12 March 2008

Macabre Lighting.




"The Fall of the Damned"

My assistant Megan was a little busy searching for light pendants this morning. She fell upon this chandelier. In a macabre, Most Excellent sort of way I like it. Granted, I do not expect to install it in any one of my client's homes. I also do not expect that any client I am currently working with will swallow the $51,150.00 price tag for Luc Merx's "Damned" light for mgx 'private collection'. Only a limited edition of forty-one chandeliers will be produced. So, if you would like these little bodies falling from your ceiling, I suggest hopping on the http://www.unicahome.com website to pre-order it.

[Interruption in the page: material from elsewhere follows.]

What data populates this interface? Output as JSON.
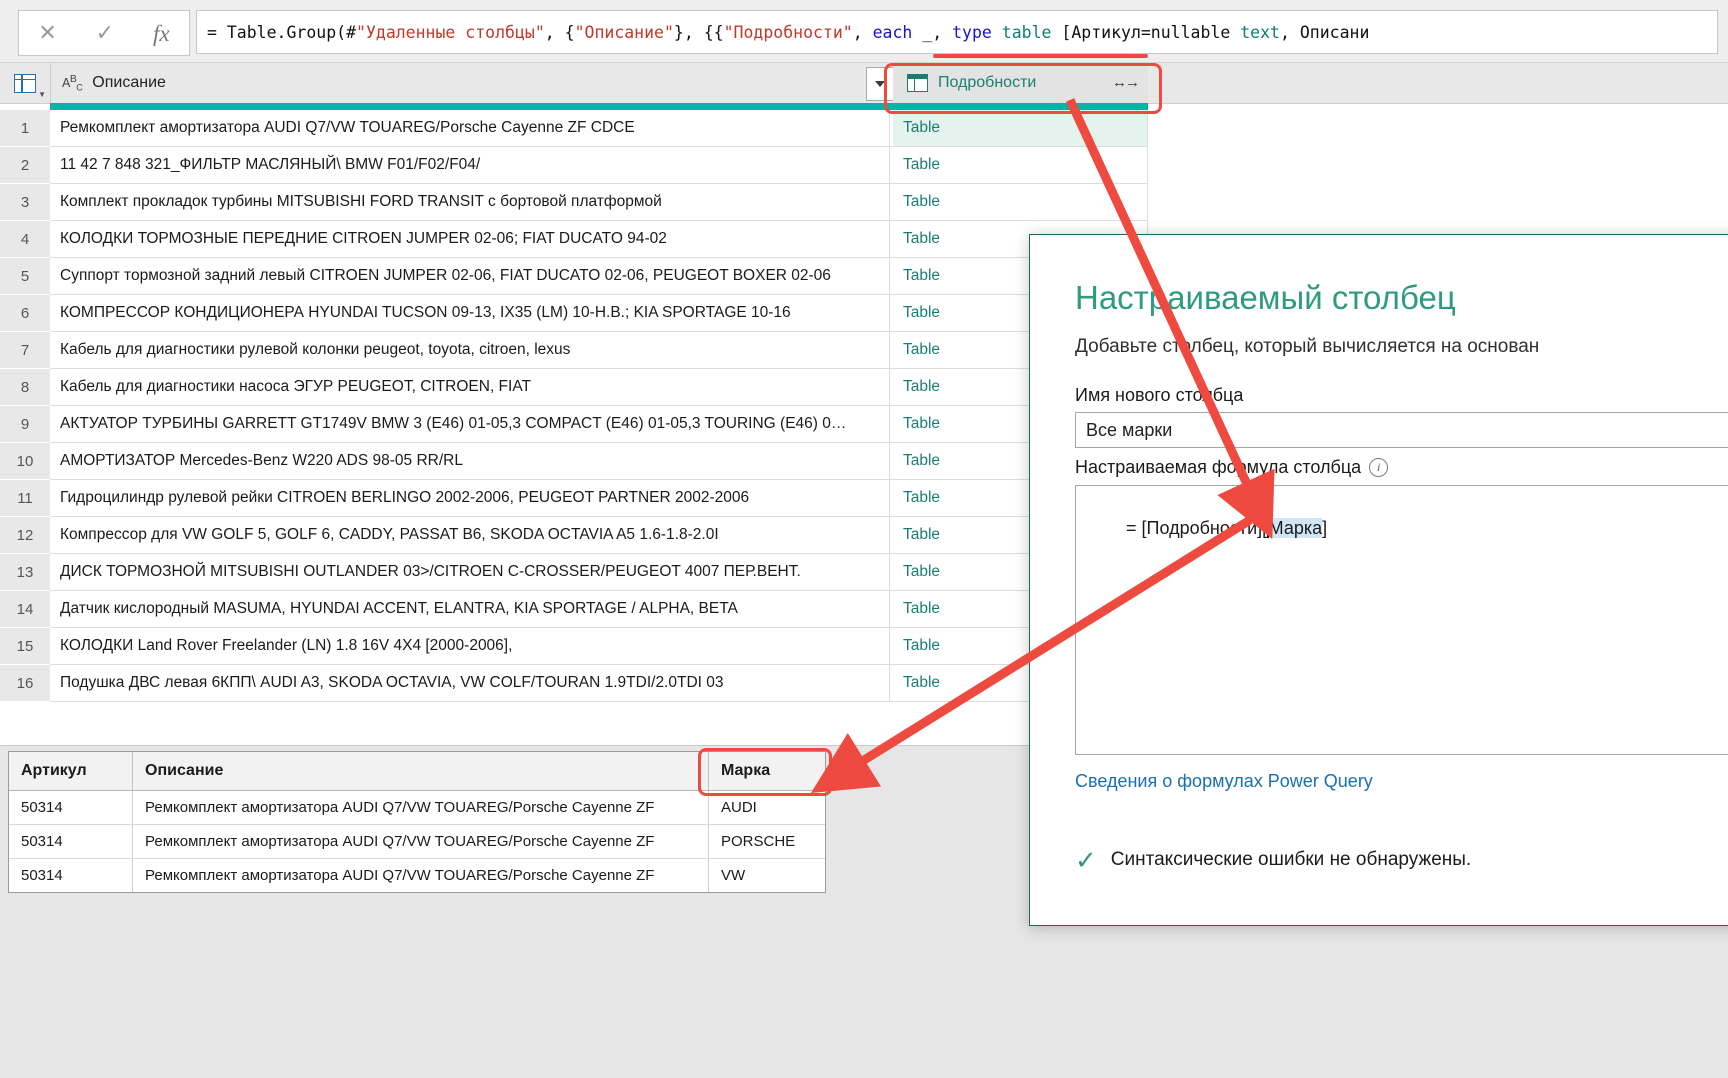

The "Fall of the Damned" lampshade appears as a hovering mass of ornaments, opulent and bombastic. When viewed more closely it dissolves into single bodies, which are twisted in fear and seem to be frozen in mid-fall. their rhythmic order becomes slightly perplexing and finally renders the bodies an ornament. Softly, the fleshy parts of the bodies, legs and stomachs reflect the light. Because of the shadows the bodies cast on themselves, only parts of them appear in the foreground. Only fragments of the lit interior of the lamp are distinguishable. The aspects of the lit core change dramatically whenever the observer changes his/her position. These movements of the observer transform the stiff bodies into dynamic objects. the association with the fall of the damned - a metaphor for guilt and punishment - gives the lamp a certain amount of ambivalence: is it a moralistic message, an act of formalism or both? The design of this lamp undermines several taboos imposed on design in the 20th century: it is figurative, ornamental and narrative.

Color: white
Dimensions: 26"w x 11"h x 25"d



"Damned" chandelier installed and illuminated



"The Fall of the Damned" Light - Bodies detail



Falling Bodies



Detail photo



Detail photo



You either love it or you hate it, but it sure makes you think!